Optimization while Learning
In a typical data-driven decision-making approach, the decision maker estimates the model from data (learning), and then optimizes their decision based on the learned model (optimization). When decisions affect the data collecting process, however, this estimate-and-optimize scheme may fail to find the true optimal decision as some part of the model remains unknown. In this situation, the decision maker has to learn the model via trial-and-error, making experimental decisions in order to collect informative data. In DO lab, we study such decision-making principles, particularly utilizing techniques that have been developed in operations research community such as stochastic programming, simulation, uncertainty quantification, etc.
Keywords: bandit algorithms, Thompson sampling, reinforcement learning, optimal learning
Risk-sensitive Optimal Control
The decision maker often wants to be conservative in the face of uncertainty, by optimizing performance in adverse scenarios rather than focusing on average performance. The conditional value-at-risk (CVaR) is such a performance measure that has been widely adopted in financial applications due to its intuitive interpretation and nice mathematical properties. Unlike static decision-making problems, however, dynamic optimization of the CVaR objective is not trivial. In DO lab, we aim to develop a systematic decision-making framework for risk-sensitive optimal control problems, particularly based on a game-theoretic formulation.

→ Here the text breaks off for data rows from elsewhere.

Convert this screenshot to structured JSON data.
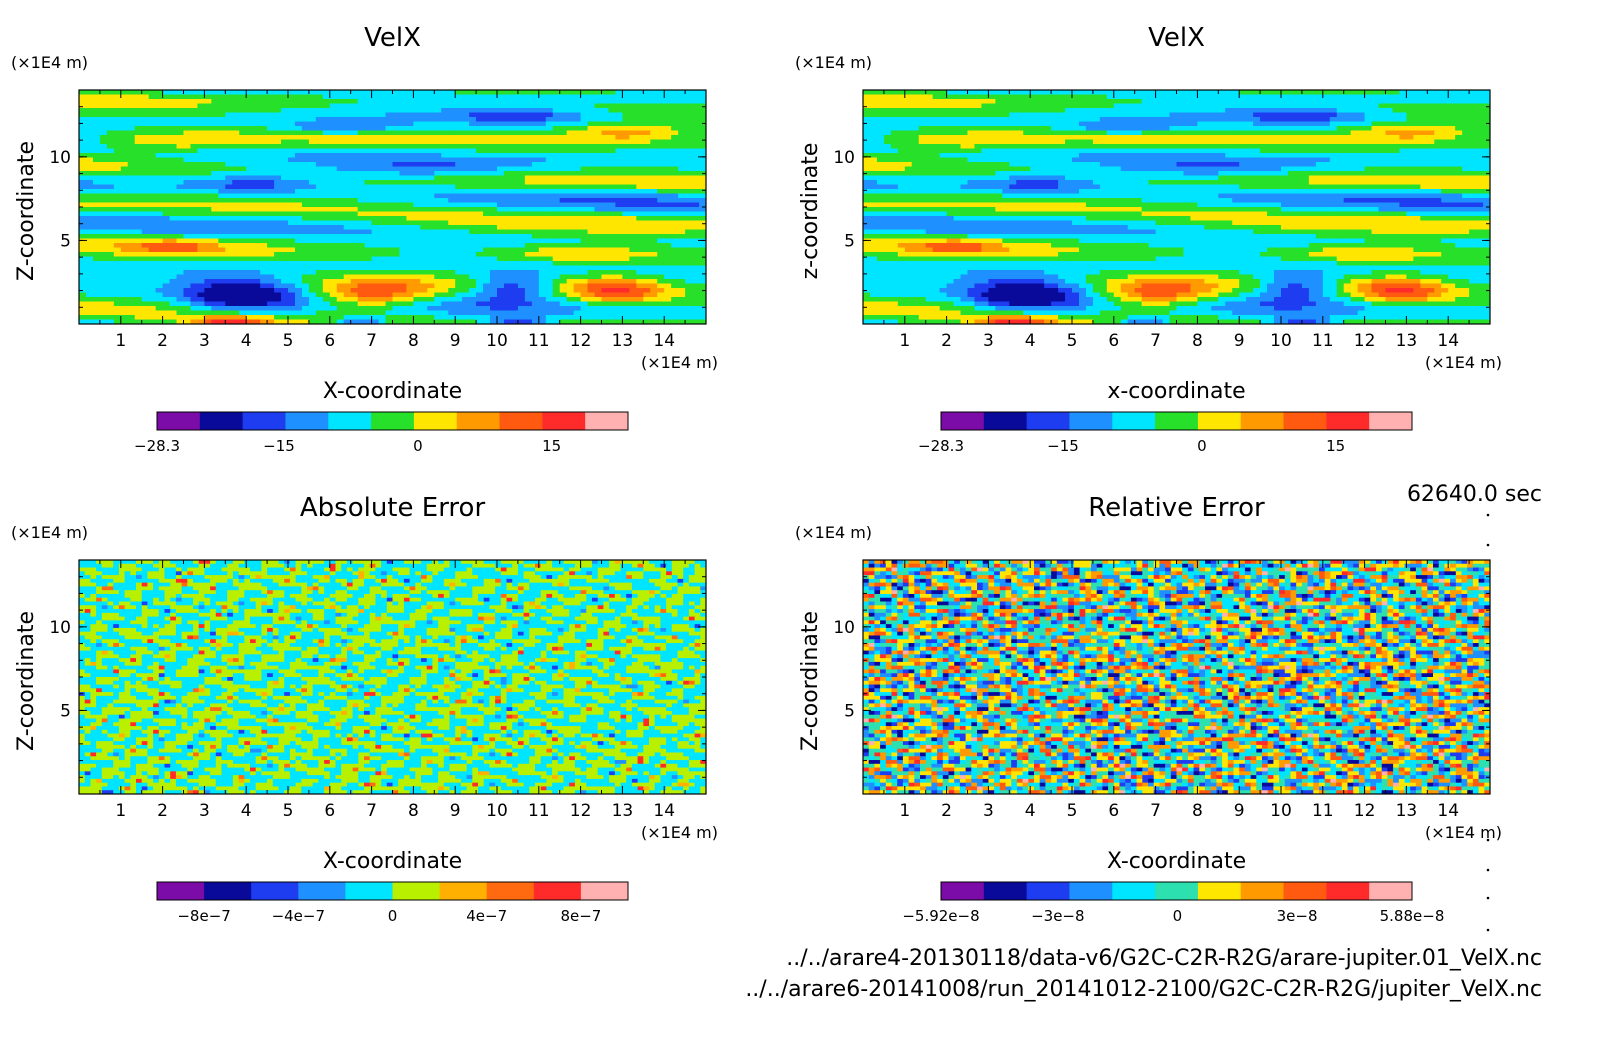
{
  "time_label": "62640.0 sec",
  "footer": {
    "line1": "../../arare4-20130118/data-v6/G2C-C2R-R2G/arare-jupiter.01_VelX.nc",
    "line2": "../../arare6-20141008/run_20141012-2100/G2C-C2R-R2G/jupiter_VelX.nc"
  },
  "chart_data": [
    {
      "type": "heatmap",
      "title": "VelX",
      "xlabel": "X-coordinate",
      "ylabel": "Z-coordinate",
      "x_unit": "(×1E4 m)",
      "y_unit": "(×1E4 m)",
      "xlim": [
        0,
        15
      ],
      "ylim": [
        0,
        14
      ],
      "x_ticks": [
        1,
        2,
        3,
        4,
        5,
        6,
        7,
        8,
        9,
        10,
        11,
        12,
        13,
        14
      ],
      "y_ticks": [
        5,
        10
      ],
      "field": "smooth",
      "colorbar": {
        "colors": [
          "#7b0ca8",
          "#0a0a9a",
          "#1e3cf0",
          "#1e90ff",
          "#00e5ff",
          "#27e02a",
          "#ffe600",
          "#ff9a00",
          "#ff5a10",
          "#ff2a2a",
          "#ffb0b0"
        ],
        "ticks": [
          {
            "label": "−28.3",
            "pos": 0
          },
          {
            "label": "−15",
            "pos": 0.259
          },
          {
            "label": "0",
            "pos": 0.554
          },
          {
            "label": "15",
            "pos": 0.838
          }
        ]
      }
    },
    {
      "type": "heatmap",
      "title": "VelX",
      "xlabel": "x-coordinate",
      "ylabel": "z-coordinate",
      "x_unit": "(×1E4 m)",
      "y_unit": "(×1E4 m)",
      "xlim": [
        0,
        15
      ],
      "ylim": [
        0,
        14
      ],
      "x_ticks": [
        1,
        2,
        3,
        4,
        5,
        6,
        7,
        8,
        9,
        10,
        11,
        12,
        13,
        14
      ],
      "y_ticks": [
        5,
        10
      ],
      "field": "smooth",
      "colorbar": {
        "colors": [
          "#7b0ca8",
          "#0a0a9a",
          "#1e3cf0",
          "#1e90ff",
          "#00e5ff",
          "#27e02a",
          "#ffe600",
          "#ff9a00",
          "#ff5a10",
          "#ff2a2a",
          "#ffb0b0"
        ],
        "ticks": [
          {
            "label": "−28.3",
            "pos": 0
          },
          {
            "label": "−15",
            "pos": 0.259
          },
          {
            "label": "0",
            "pos": 0.554
          },
          {
            "label": "15",
            "pos": 0.838
          }
        ]
      }
    },
    {
      "type": "heatmap",
      "title": "Absolute Error",
      "xlabel": "X-coordinate",
      "ylabel": "Z-coordinate",
      "x_unit": "(×1E4 m)",
      "y_unit": "(×1E4 m)",
      "xlim": [
        0,
        15
      ],
      "ylim": [
        0,
        14
      ],
      "x_ticks": [
        1,
        2,
        3,
        4,
        5,
        6,
        7,
        8,
        9,
        10,
        11,
        12,
        13,
        14
      ],
      "y_ticks": [
        5,
        10
      ],
      "field": "noise-low",
      "colorbar": {
        "colors": [
          "#7b0ca8",
          "#0a0a9a",
          "#1e3cf0",
          "#1e90ff",
          "#00e5ff",
          "#b8f000",
          "#ffb000",
          "#ff6a10",
          "#ff2a2a",
          "#ffb0b0"
        ],
        "ticks": [
          {
            "label": "−8e−7",
            "pos": 0.1
          },
          {
            "label": "−4e−7",
            "pos": 0.3
          },
          {
            "label": "0",
            "pos": 0.5
          },
          {
            "label": "4e−7",
            "pos": 0.7
          },
          {
            "label": "8e−7",
            "pos": 0.9
          }
        ]
      }
    },
    {
      "type": "heatmap",
      "title": "Relative Error",
      "xlabel": "X-coordinate",
      "ylabel": "Z-coordinate",
      "x_unit": "(×1E4 m)",
      "y_unit": "(×1E4 m)",
      "xlim": [
        0,
        15
      ],
      "ylim": [
        0,
        14
      ],
      "x_ticks": [
        1,
        2,
        3,
        4,
        5,
        6,
        7,
        8,
        9,
        10,
        11,
        12,
        13,
        14
      ],
      "y_ticks": [
        5,
        10
      ],
      "field": "noise-high",
      "colorbar": {
        "colors": [
          "#7b0ca8",
          "#0a0a9a",
          "#1e3cf0",
          "#1e90ff",
          "#00e5ff",
          "#2de0b0",
          "#ffe600",
          "#ff9a00",
          "#ff5a10",
          "#ff2a2a",
          "#ffb0b0"
        ],
        "ticks": [
          {
            "label": "−5.92e−8",
            "pos": 0
          },
          {
            "label": "−3e−8",
            "pos": 0.248
          },
          {
            "label": "0",
            "pos": 0.502
          },
          {
            "label": "3e−8",
            "pos": 0.756
          },
          {
            "label": "5.88e−8",
            "pos": 1
          }
        ]
      }
    }
  ]
}
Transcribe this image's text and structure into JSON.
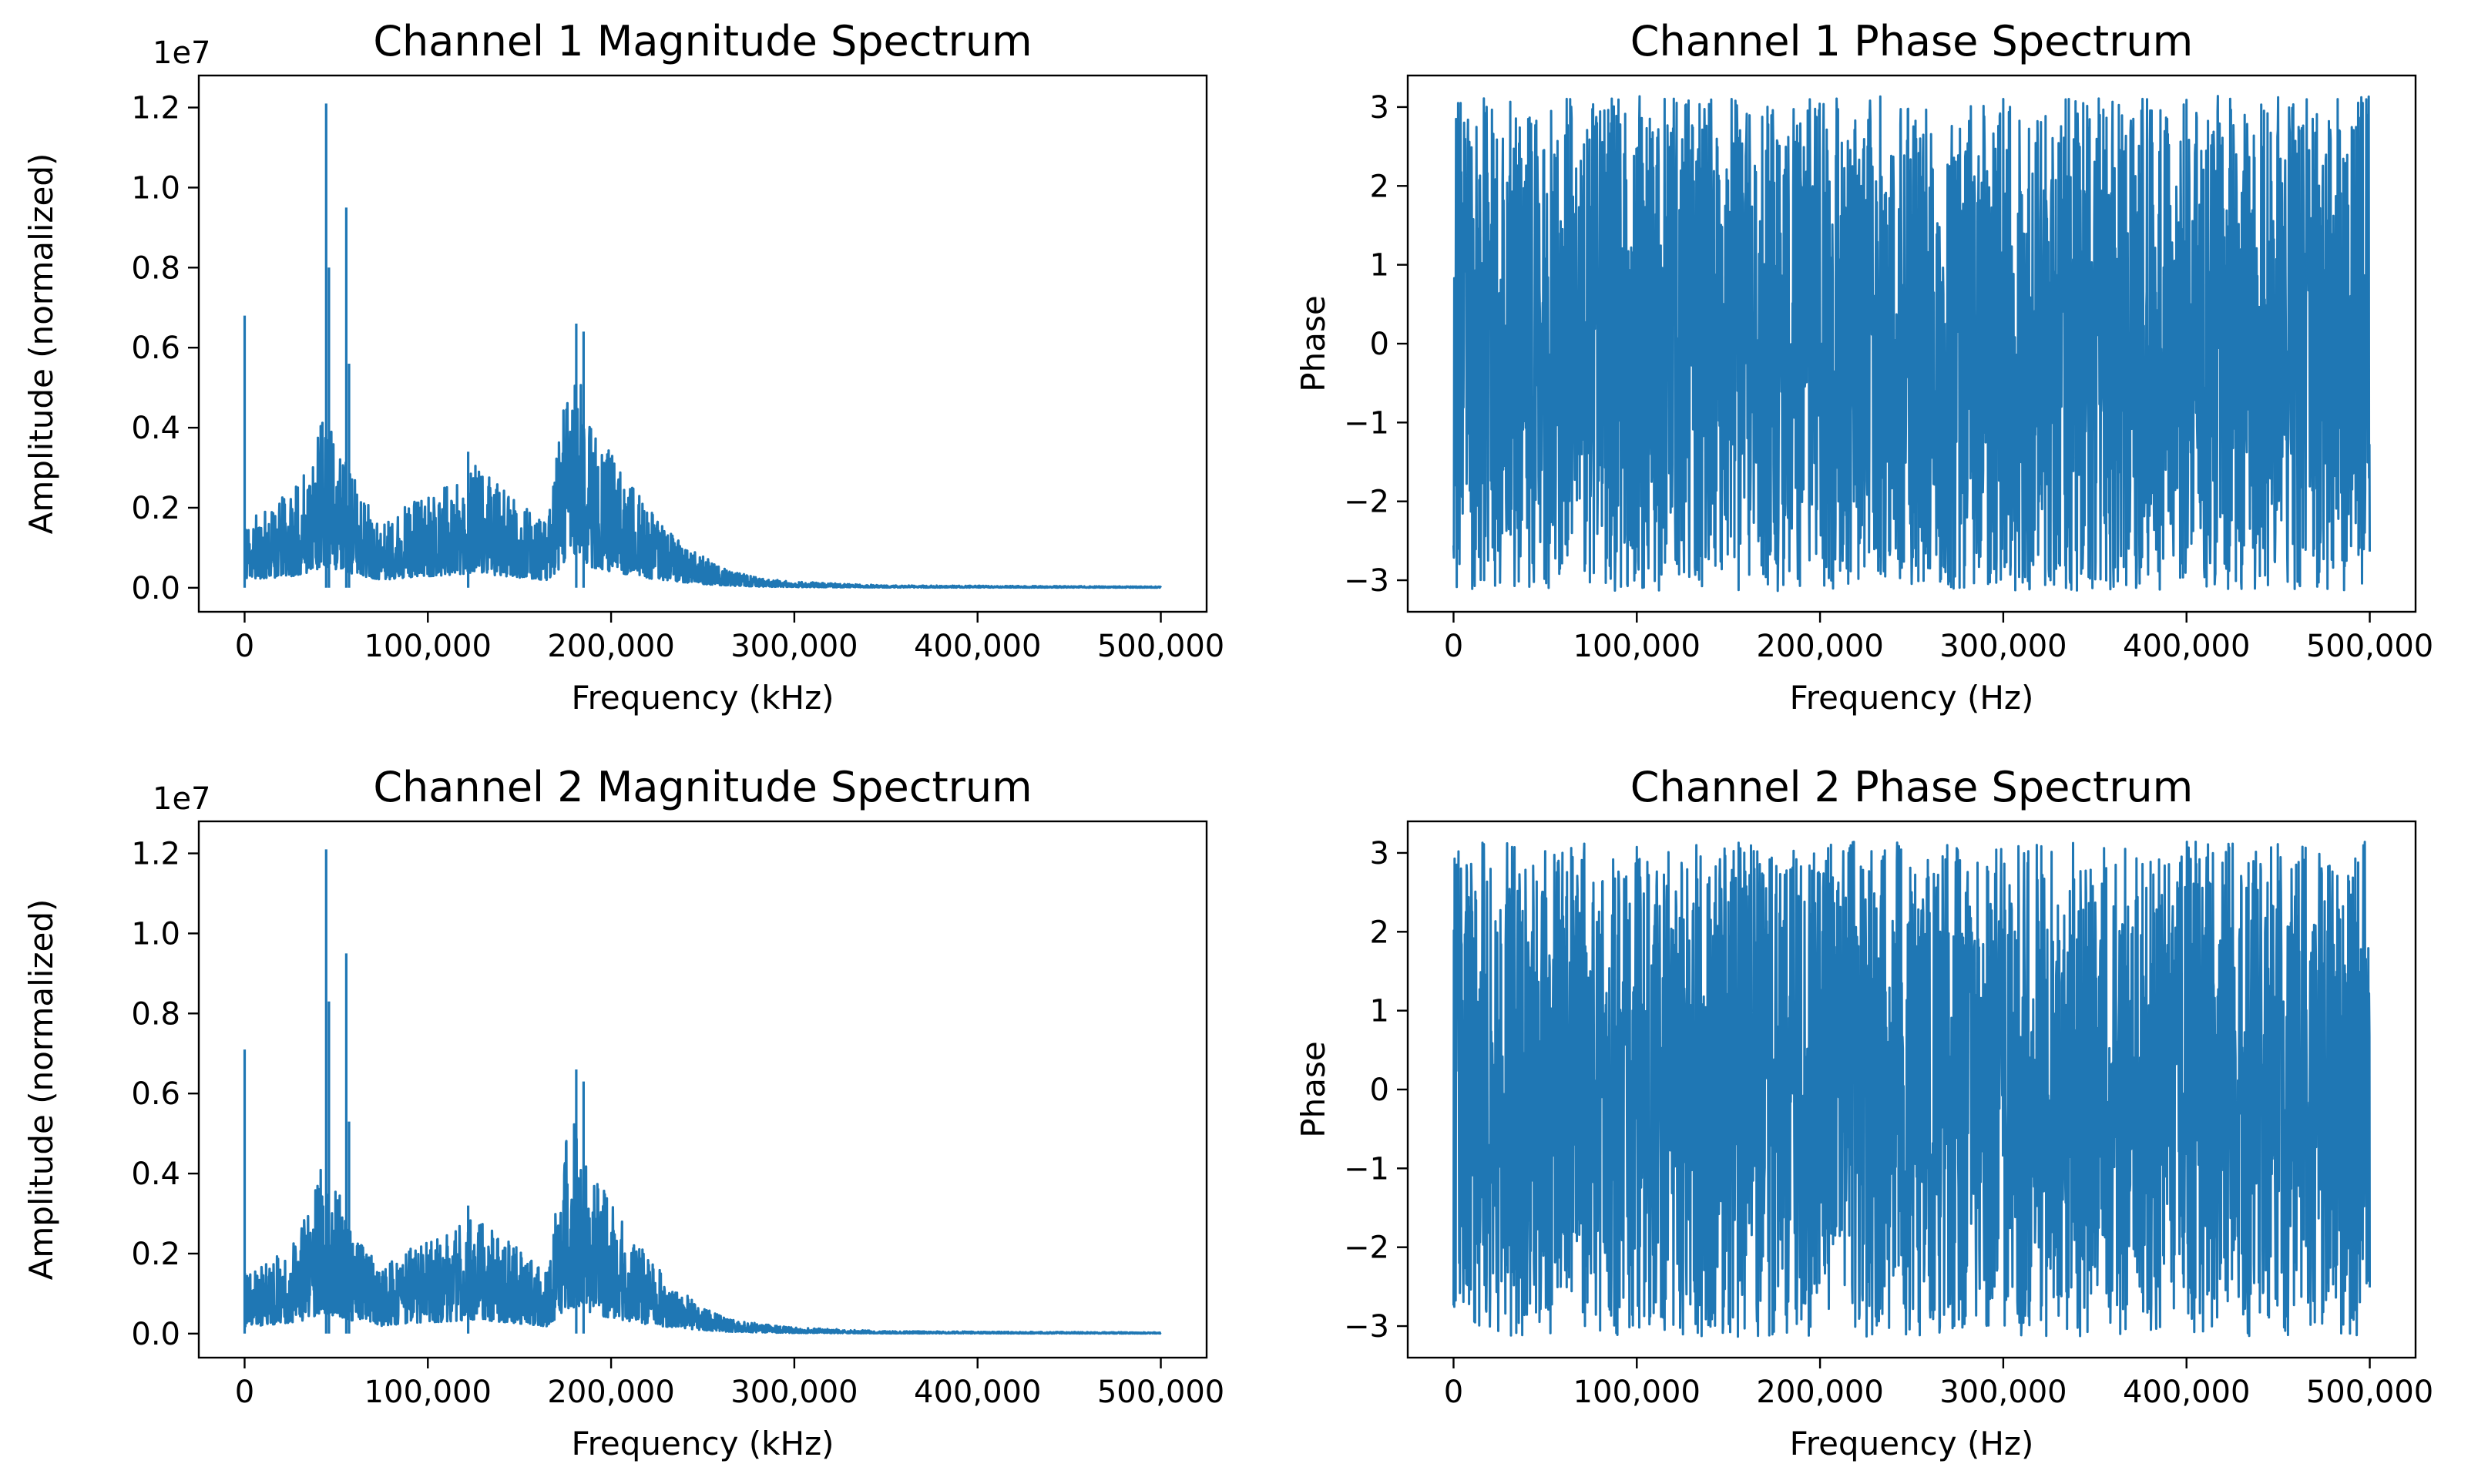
{
  "chart_data": [
    {
      "type": "line",
      "kind": "magnitude",
      "title": "Channel 1 Magnitude Spectrum",
      "xlabel": "Frequency (kHz)",
      "ylabel": "Amplitude (normalized)",
      "y_offset_label": "1e7",
      "xlim": [
        -25000,
        525000
      ],
      "ylim": [
        -600000,
        12800000
      ],
      "xticks": [
        0,
        100000,
        200000,
        300000,
        400000,
        500000
      ],
      "xtick_labels": [
        "0",
        "100,000",
        "200,000",
        "300,000",
        "400,000",
        "500,000"
      ],
      "yticks": [
        0,
        2000000,
        4000000,
        6000000,
        8000000,
        10000000,
        12000000
      ],
      "ytick_labels": [
        "0.0",
        "0.2",
        "0.4",
        "0.6",
        "0.8",
        "1.0",
        "1.2"
      ],
      "color": "#1f77b4",
      "seed": 11,
      "peaks": [
        {
          "x": 0,
          "y": 6800000
        },
        {
          "x": 44500,
          "y": 12100000
        },
        {
          "x": 46000,
          "y": 8000000
        },
        {
          "x": 55500,
          "y": 9500000
        },
        {
          "x": 57000,
          "y": 5600000
        },
        {
          "x": 181000,
          "y": 6600000
        },
        {
          "x": 185000,
          "y": 6400000
        },
        {
          "x": 122000,
          "y": 3400000
        }
      ],
      "envelope": {
        "x": [
          0,
          10000,
          30000,
          42000,
          50000,
          60000,
          75000,
          90000,
          110000,
          125000,
          145000,
          165000,
          178000,
          190000,
          200000,
          220000,
          240000,
          260000,
          280000,
          300000,
          350000,
          500000
        ],
        "y": [
          1800000,
          1900000,
          2600000,
          4200000,
          3800000,
          2800000,
          1600000,
          2200000,
          2600000,
          3100000,
          2300000,
          1600000,
          5800000,
          4200000,
          3400000,
          2000000,
          1100000,
          500000,
          250000,
          150000,
          60000,
          30000
        ]
      }
    },
    {
      "type": "line",
      "kind": "phase",
      "title": "Channel 1 Phase Spectrum",
      "xlabel": "Frequency (Hz)",
      "ylabel": "Phase",
      "xlim": [
        -25000,
        525000
      ],
      "ylim": [
        -3.4,
        3.4
      ],
      "xticks": [
        0,
        100000,
        200000,
        300000,
        400000,
        500000
      ],
      "xtick_labels": [
        "0",
        "100,000",
        "200,000",
        "300,000",
        "400,000",
        "500,000"
      ],
      "yticks": [
        -3,
        -2,
        -1,
        0,
        1,
        2,
        3
      ],
      "ytick_labels": [
        "−3",
        "−2",
        "−1",
        "0",
        "1",
        "2",
        "3"
      ],
      "color": "#1f77b4",
      "seed": 23,
      "range": [
        -3.14159,
        3.14159
      ]
    },
    {
      "type": "line",
      "kind": "magnitude",
      "title": "Channel 2 Magnitude Spectrum",
      "xlabel": "Frequency (kHz)",
      "ylabel": "Amplitude (normalized)",
      "y_offset_label": "1e7",
      "xlim": [
        -25000,
        525000
      ],
      "ylim": [
        -600000,
        12800000
      ],
      "xticks": [
        0,
        100000,
        200000,
        300000,
        400000,
        500000
      ],
      "xtick_labels": [
        "0",
        "100,000",
        "200,000",
        "300,000",
        "400,000",
        "500,000"
      ],
      "yticks": [
        0,
        2000000,
        4000000,
        6000000,
        8000000,
        10000000,
        12000000
      ],
      "ytick_labels": [
        "0.0",
        "0.2",
        "0.4",
        "0.6",
        "0.8",
        "1.0",
        "1.2"
      ],
      "color": "#1f77b4",
      "seed": 37,
      "peaks": [
        {
          "x": 0,
          "y": 7100000
        },
        {
          "x": 44500,
          "y": 12100000
        },
        {
          "x": 46000,
          "y": 8300000
        },
        {
          "x": 55500,
          "y": 9500000
        },
        {
          "x": 57000,
          "y": 5300000
        },
        {
          "x": 181000,
          "y": 6600000
        },
        {
          "x": 185000,
          "y": 6300000
        },
        {
          "x": 122000,
          "y": 3200000
        }
      ],
      "envelope": {
        "x": [
          0,
          10000,
          30000,
          42000,
          50000,
          60000,
          75000,
          90000,
          110000,
          125000,
          145000,
          165000,
          178000,
          190000,
          200000,
          220000,
          240000,
          260000,
          280000,
          300000,
          350000,
          500000
        ],
        "y": [
          1500000,
          1700000,
          2500000,
          4200000,
          3700000,
          2600000,
          1600000,
          2200000,
          2500000,
          2900000,
          2300000,
          1500000,
          5700000,
          4000000,
          3300000,
          1900000,
          1000000,
          450000,
          250000,
          150000,
          60000,
          30000
        ]
      }
    },
    {
      "type": "line",
      "kind": "phase",
      "title": "Channel 2 Phase Spectrum",
      "xlabel": "Frequency (Hz)",
      "ylabel": "Phase",
      "xlim": [
        -25000,
        525000
      ],
      "ylim": [
        -3.4,
        3.4
      ],
      "xticks": [
        0,
        100000,
        200000,
        300000,
        400000,
        500000
      ],
      "xtick_labels": [
        "0",
        "100,000",
        "200,000",
        "300,000",
        "400,000",
        "500,000"
      ],
      "yticks": [
        -3,
        -2,
        -1,
        0,
        1,
        2,
        3
      ],
      "ytick_labels": [
        "−3",
        "−2",
        "−1",
        "0",
        "1",
        "2",
        "3"
      ],
      "color": "#1f77b4",
      "seed": 53,
      "range": [
        -3.14159,
        3.14159
      ]
    }
  ]
}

Keywords: convex risk measure, conditional value-at-risk, optimal control
Business Applications
We are interested in utilizing and customizing the above methodologies for specific business applications, specifically, algorithmic trading and online advertisement. Algorithmic trading not only concerns how to predict future price, but also deals with how to manage portfolios or how to execute transactions in financial markets. Online advertisement exchange also shares similar features with financial markets as a marketplace where advertisers and publishers trade ad impressions in real time. In these applications, it is important for the decision makers to be adaptive to the changes in the market conditions.